Nous avons la conviction que l’Algérie ne constitue ni une anomalie ni une exception. Le printemps algérien est à venir.

Nous sommes optimistes. Nous souhaitons, nous espérons, que cette nouvelle évolution de la situation régionale permettra de lever les obstacles à la construction d’un Maghreb démocratique et d’un ensemble nord-africain solidaire. Cette construction suppose le respect de l’autodétermination  de tous les peuples de la région et dans le respect de l’autodétermination individuelle. Nous sommes bien conscients que cela ne se fera pas dans l’immédiat.

Le Front des Forces Socialistes veut enraciner la dimension maghrébine parce qu’elle fonde la cohésion de nos pays. C’est pour nous une ambition nécessaire dont la réalisation est urgente. Nous continuerons de travailler au renforcement des liens humains, politiques, culturels et économiques entre nos peuples.
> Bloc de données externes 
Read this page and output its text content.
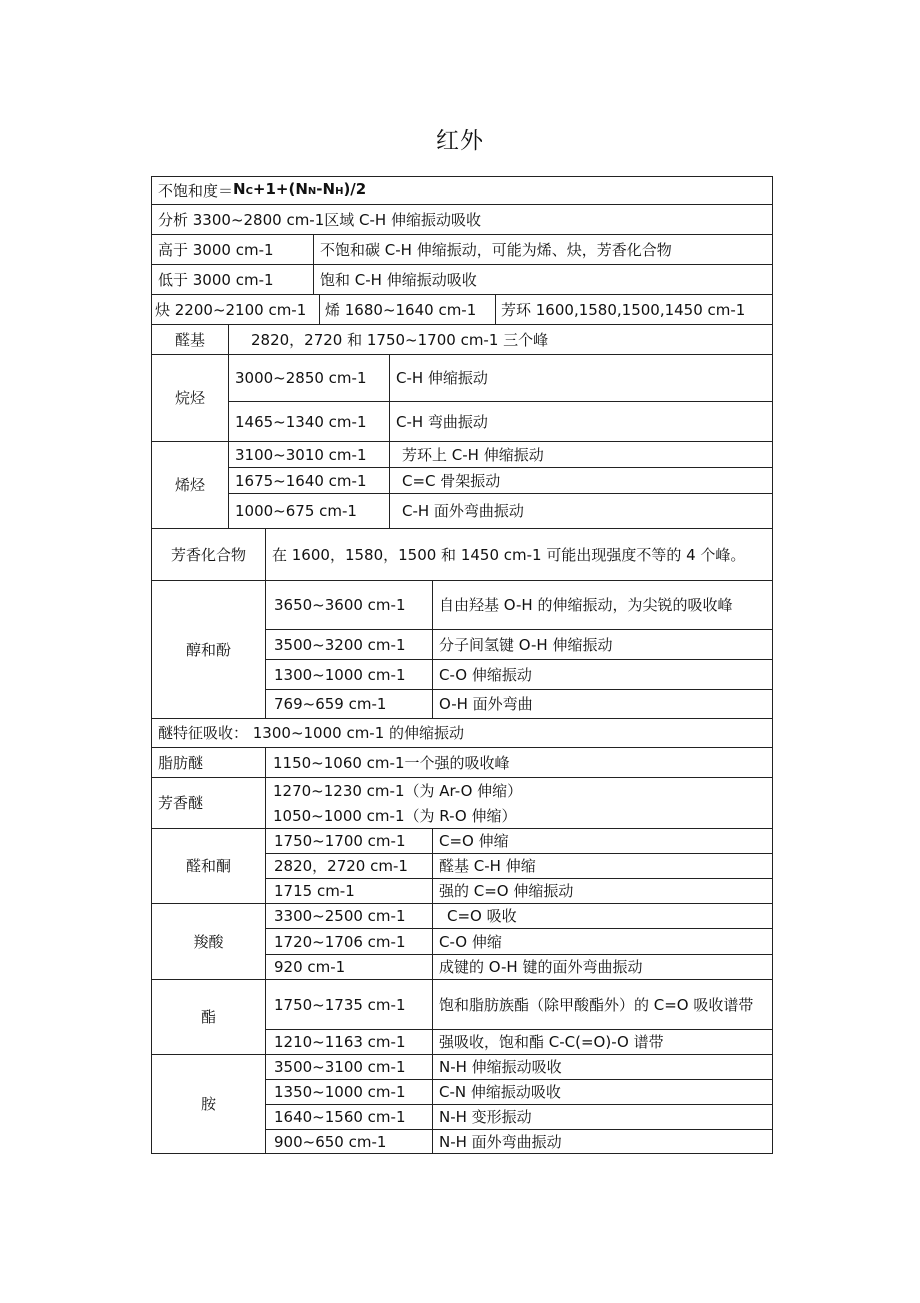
红外
不饱和度＝ NC+1+(NN-NH)/2
分析 3300~2800 cm-1区域 C-H 伸缩振动吸收
高于 3000 cm-1	不饱和碳 C-H 伸缩振动，可能为烯、炔，芳香化合物
低于 3000 cm-1	饱和 C-H 伸缩振动吸收
炔 2200~2100 cm-1	烯 1680~1640 cm-1	芳环 1600,1580,1500,1450 cm-1
醛基	2820，2720 和 1750~1700 cm-1 三个峰
烷烃
3000~2850 cm-1	C-H 伸缩振动
1465~1340 cm-1	C-H 弯曲振动
烯烃
3100~3010 cm-1	芳环上 C-H 伸缩振动
1675~1640 cm-1	C=C 骨架振动
1000~675 cm-1	C-H 面外弯曲振动
芳香化合物	在 1600，1580，1500 和 1450 cm-1 可能出现强度不等的 4 个峰。
醇和酚
3650~3600 cm-1	自由羟基 O-H 的伸缩振动，为尖锐的吸收峰
3500~3200 cm-1	分子间氢键 O-H 伸缩振动
1300~1000 cm-1	C-O 伸缩振动
769~659 cm-1	O-H 面外弯曲
醚特征吸收： 1300~1000 cm-1 的伸缩振动
脂肪醚	1150~1060 cm-1一个强的吸收峰
芳香醚
1270~1230 cm-1（为 Ar-O 伸缩）
1050~1000 cm-1（为 R-O 伸缩）
醛和酮
1750~1700 cm-1	C=O 伸缩
2820，2720 cm-1	醛基 C-H 伸缩
1715 cm-1	强的 C=O 伸缩振动
羧酸
3300~2500 cm-1	C=O 吸收
1720~1706 cm-1	C-O 伸缩
920 cm-1	成键的 O-H 键的面外弯曲振动
酯
1750~1735 cm-1	饱和脂肪族酯（除甲酸酯外）的 C=O 吸收谱带
1210~1163 cm-1	强吸收，饱和酯 C-C(=O)-O 谱带
胺
3500~3100 cm-1	N-H 伸缩振动吸收
1350~1000 cm-1	C-N 伸缩振动吸收
1640~1560 cm-1	N-H 变形振动
900~650 cm-1	N-H 面外弯曲振动
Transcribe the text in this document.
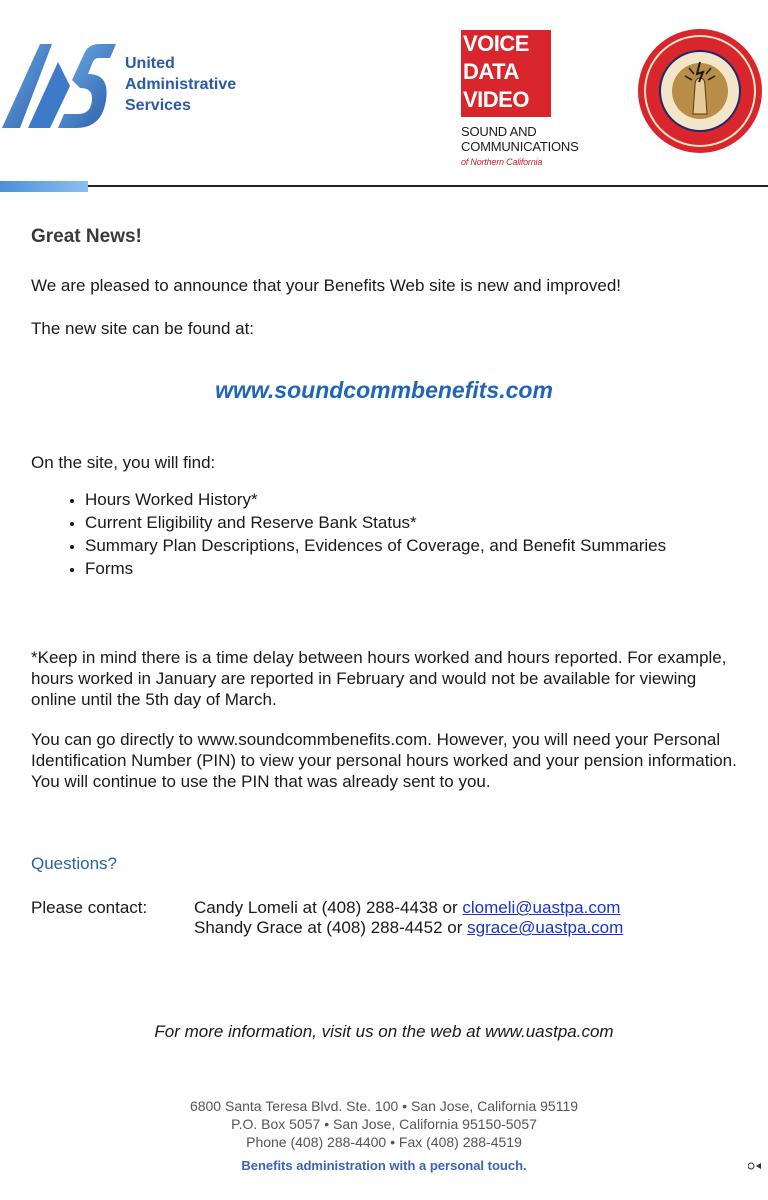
United
Administrative
Services
VOICE
DATA
VIDEO
SOUND AND
COMMUNICATIONS
of Northern California
Great News!

We are pleased to announce that your Benefits Web site is new and improved!

The new site can be found at:

www.soundcommbenefits.com

On the site, you will find:

• Hours Worked History*
• Current Eligibility and Reserve Bank Status*
• Summary Plan Descriptions, Evidences of Coverage, and Benefit Summaries
• Forms

*Keep in mind there is a time delay between hours worked and hours reported. For example, hours worked in January are reported in February and would not be available for viewing online until the 5th day of March.

You can go directly to www.soundcommbenefits.com. However, you will need your Personal Identification Number (PIN) to view your personal hours worked and your pension information. You will continue to use the PIN that was already sent to you.

Questions?
Please contact:	Candy Lomeli at (408) 288-4438 or clomeli@uastpa.com
Shandy Grace at (408) 288-4452 or sgrace@uastpa.com
For more information, visit us on the web at www.uastpa.com
6800 Santa Teresa Blvd. Ste. 100 • San Jose, California 95119
P.O. Box 5057 • San Jose, California 95150-5057
Phone (408) 288-4400 • Fax (408) 288-4519
Benefits administration with a personal touch.
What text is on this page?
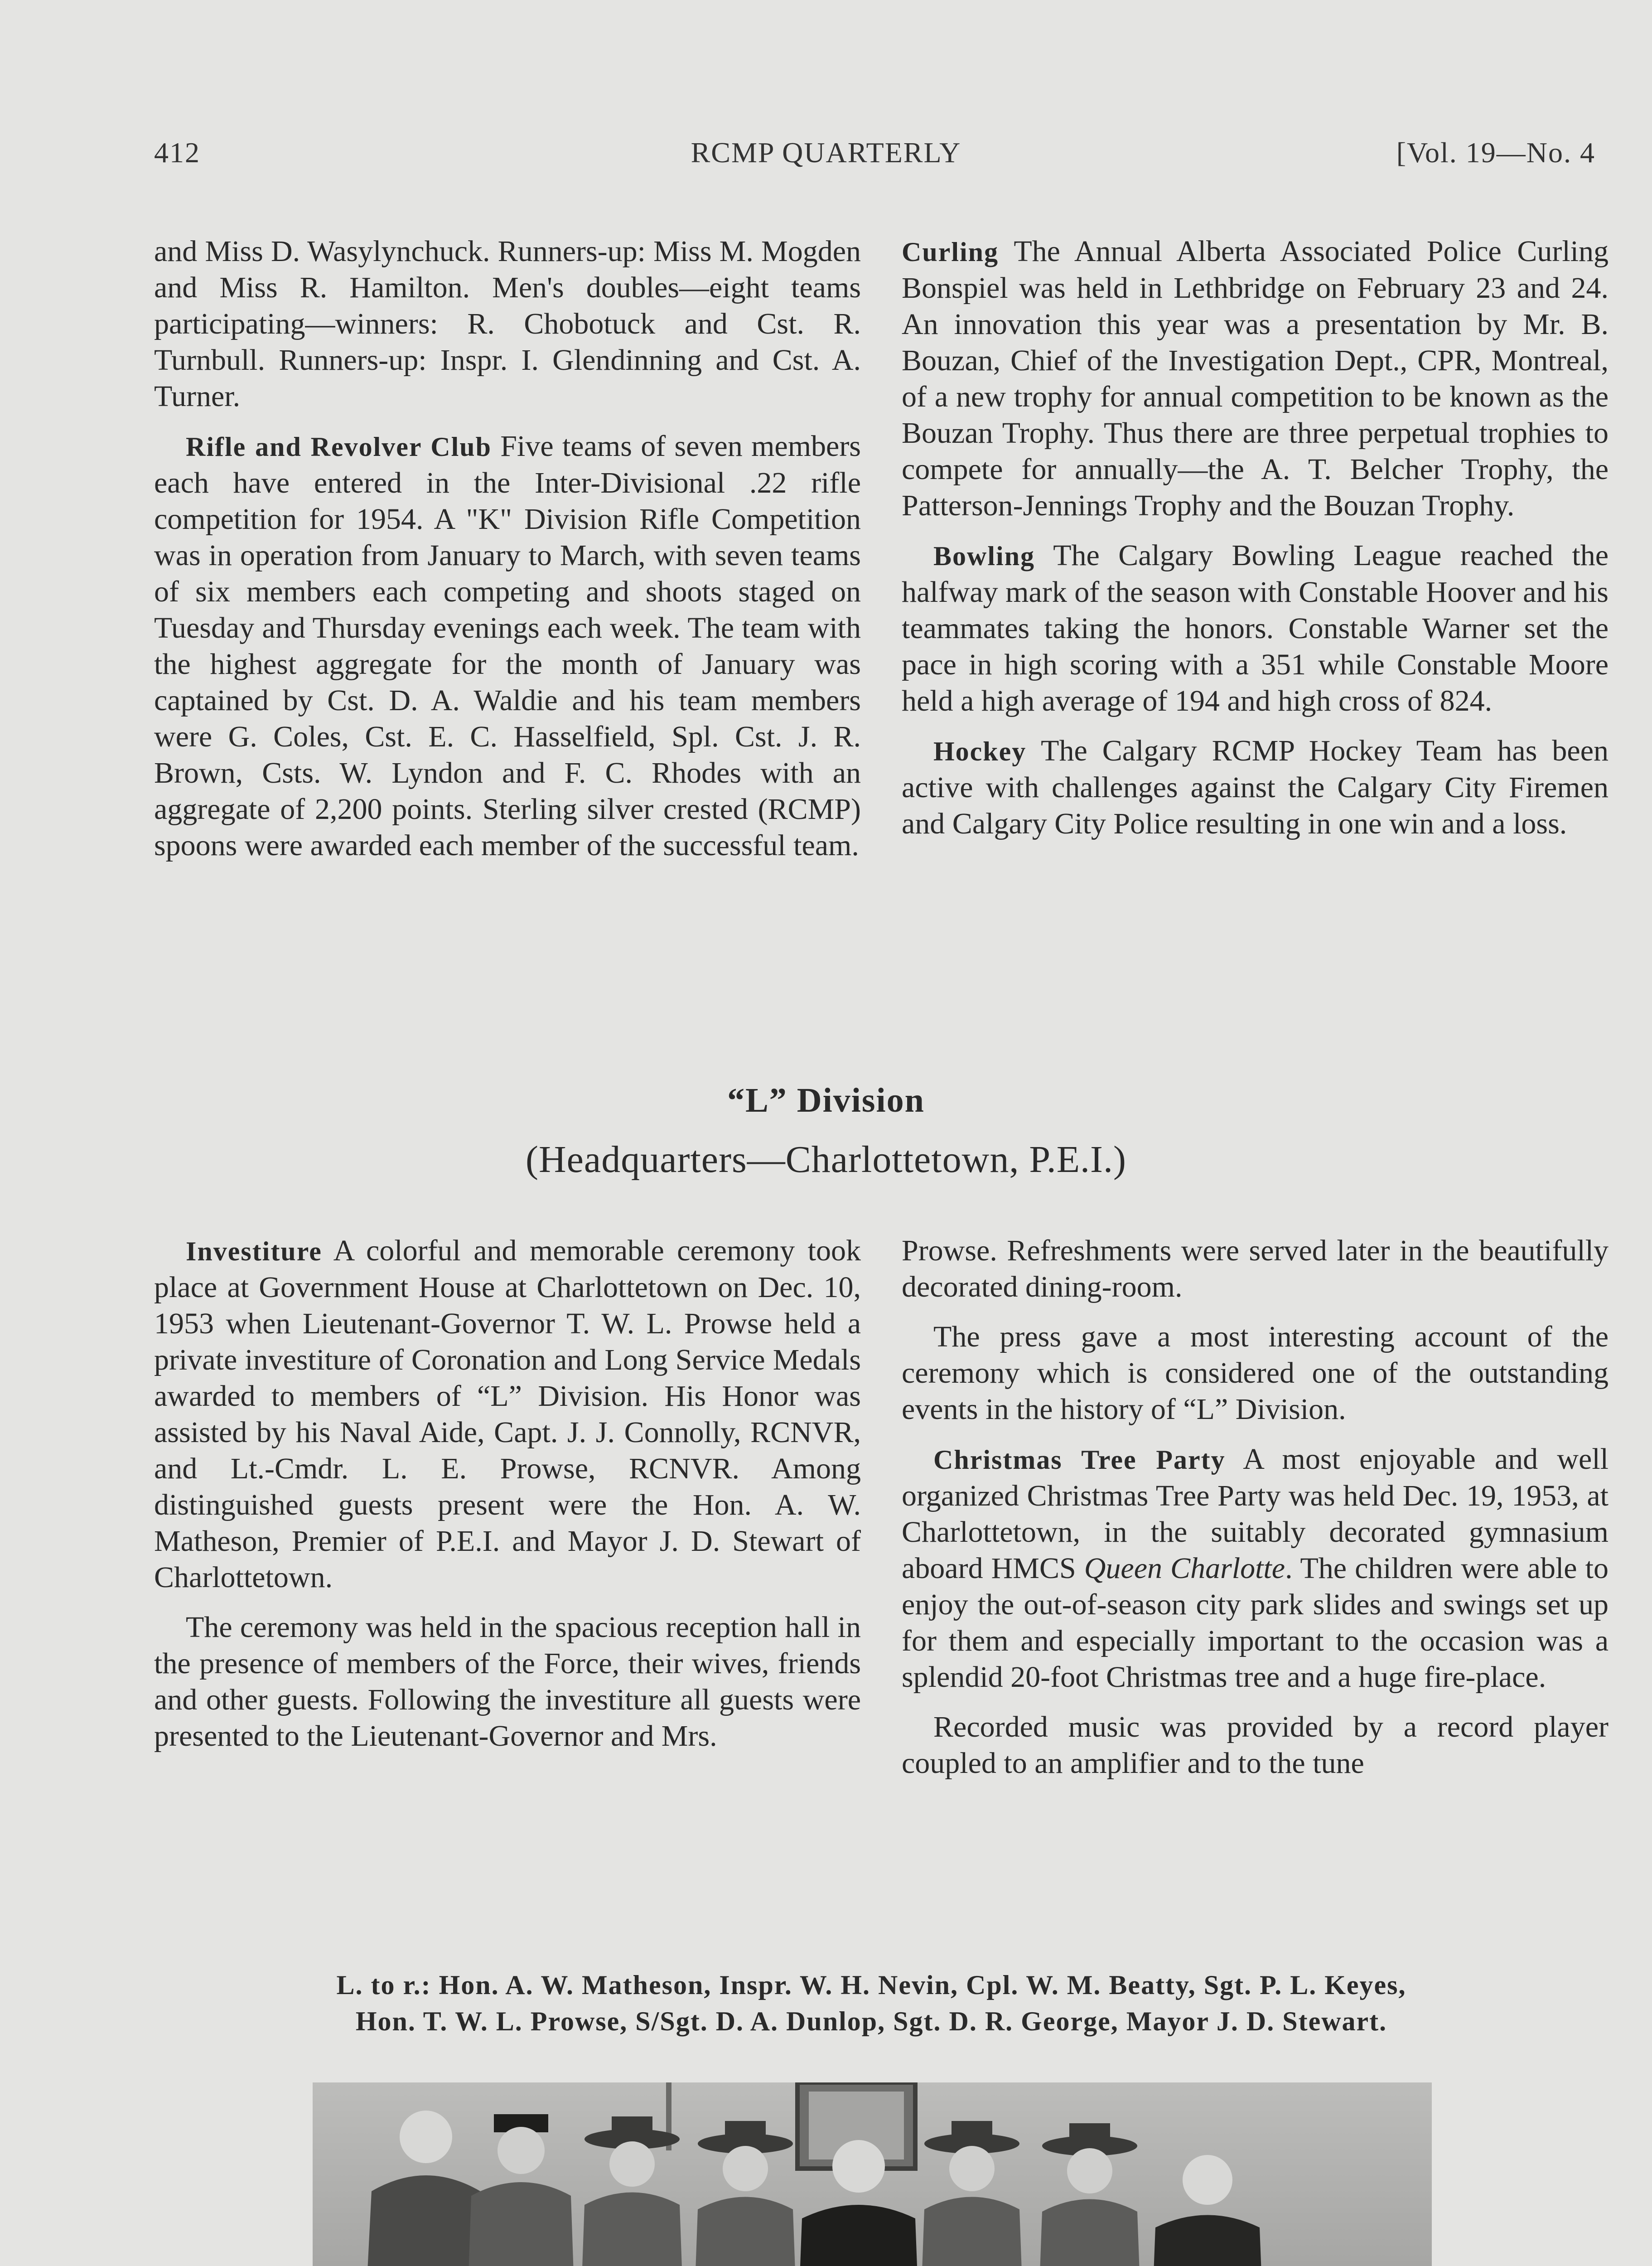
412	RCMP QUARTERLY	[Vol. 19—No. 4

and Miss D. Wasylynchuck. Runners-up: Miss M. Mogden and Miss R. Hamilton. Men's doubles—eight teams participating—winners: R. Chobotuck and Cst. R. Turnbull. Runners-up: Inspr. I. Glendinning and Cst. A. Turner.

Rifle and Revolver Club Five teams of seven members each have entered in the Inter-Divisional .22 rifle competition for 1954. A "K" Division Rifle Competition was in operation from January to March, with seven teams of six members each competing and shoots staged on Tuesday and Thursday evenings each week. The team with the highest aggregate for the month of January was captained by Cst. D. A. Waldie and his team members were G. Coles, Cst. E. C. Hasselfield, Spl. Cst. J. R. Brown, Csts. W. Lyndon and F. C. Rhodes with an aggregate of 2,200 points. Sterling silver crested (RCMP) spoons were awarded each member of the successful team.

Curling The Annual Alberta Associated Police Curling Bonspiel was held in Lethbridge on February 23 and 24. An innovation this year was a presentation by Mr. B. Bouzan, Chief of the Investigation Dept., CPR, Montreal, of a new trophy for annual competition to be known as the Bouzan Trophy. Thus there are three perpetual trophies to compete for annually—the A. T. Belcher Trophy, the Patterson-Jennings Trophy and the Bouzan Trophy.

Bowling The Calgary Bowling League reached the halfway mark of the season with Constable Hoover and his teammates taking the honors. Constable Warner set the pace in high scoring with a 351 while Constable Moore held a high average of 194 and high cross of 824.

Hockey The Calgary RCMP Hockey Team has been active with challenges against the Calgary City Firemen and Calgary City Police resulting in one win and a loss.

“L” Division
(Headquarters—Charlottetown, P.E.I.)

Investiture A colorful and memorable ceremony took place at Government House at Charlottetown on Dec. 10, 1953 when Lieutenant-Governor T. W. L. Prowse held a private investiture of Coronation and Long Service Medals awarded to members of “L” Division. His Honor was assisted by his Naval Aide, Capt. J. J. Connolly, RCNVR, and Lt.-Cmdr. L. E. Prowse, RCNVR. Among distinguished guests present were the Hon. A. W. Matheson, Premier of P.E.I. and Mayor J. D. Stewart of Charlottetown.

The ceremony was held in the spacious reception hall in the presence of members of the Force, their wives, friends and other guests. Following the investiture all guests were presented to the Lieutenant-Governor and Mrs.

Prowse. Refreshments were served later in the beautifully decorated dining-room.

The press gave a most interesting account of the ceremony which is considered one of the outstanding events in the history of “L” Division.

Christmas Tree Party A most enjoyable and well organized Christmas Tree Party was held Dec. 19, 1953, at Charlottetown, in the suitably decorated gymnasium aboard HMCS Queen Charlotte. The children were able to enjoy the out-of-season city park slides and swings set up for them and especially important to the occasion was a splendid 20-foot Christmas tree and a huge fire-place.

Recorded music was provided by a record player coupled to an amplifier and to the tune

L. to r.: Hon. A. W. Matheson, Inspr. W. H. Nevin, Cpl. W. M. Beatty, Sgt. P. L. Keyes,
Hon. T. W. L. Prowse, S/Sgt. D. A. Dunlop, Sgt. D. R. George, Mayor J. D. Stewart.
Cela nous permettra d’affronter ensemble les grands défis géopolitiques ou économiques qui se posent à nous, et par là-même, d’occuper la place qui nous revient en tant que versant Sud de la méditerranée occidentale.

Nous sommes en accord avec la proposition dialectique qui veut que : « Aller au Maghreb peut contribuer à déverrouiller l’intérieur de nos pays respectifs, et, déverrouiller l’intérieur de nos pays peut contribuer à construire le Maghreb ».

Quelles sont les perspectives à notre frontière sud ?

L’évolution de la situation dans la région Sahélo-Saharien a un impact important sur notre doctrine de défense et de sécurité. Nous ne sommes plus dans la conception de la sécurité nationale telle que nous l’avons connue.

Désormais, nous sommes inscrits dans une logique de sécurité collective et d’interdépendance. Le pays est impliqué, de manière directe ou indirecte, dans la lutte internationale contre le terrorisme et dans un interventionnisme extérieur qui ne dit pas son nom.

Notre doctrine de sécurité nationale est remise en cause, et, rien ne dit que nos politiques militaire, diplomatique et économique soient adaptées à cette nouvelle situation. Nous avons le devoir de prendre la mesure exacte de cette réalité nouvelle pour préserver notre souveraineté, notre autonomie de décision et la cohésion nationale.

Dans cet esprit, le FFS souligne la nécessité et l’urgence d’institutions de l’Etat, dont la légitimité soit incontestable et qui seraient pleinement associées à la redéfinition de nos options militaires, diplomatiques et économiques. Le processus de décision serait alors, sans doute, plus intelligible et plus efficace, et la décision plus crédible.

L’impératif de redéfinir une politique africaine s’impose. Pour nous, il s’agit d’une option de cœur et de raison. Ainsi, nous renouerons avec le projet africain porté par la Révolution algérienne.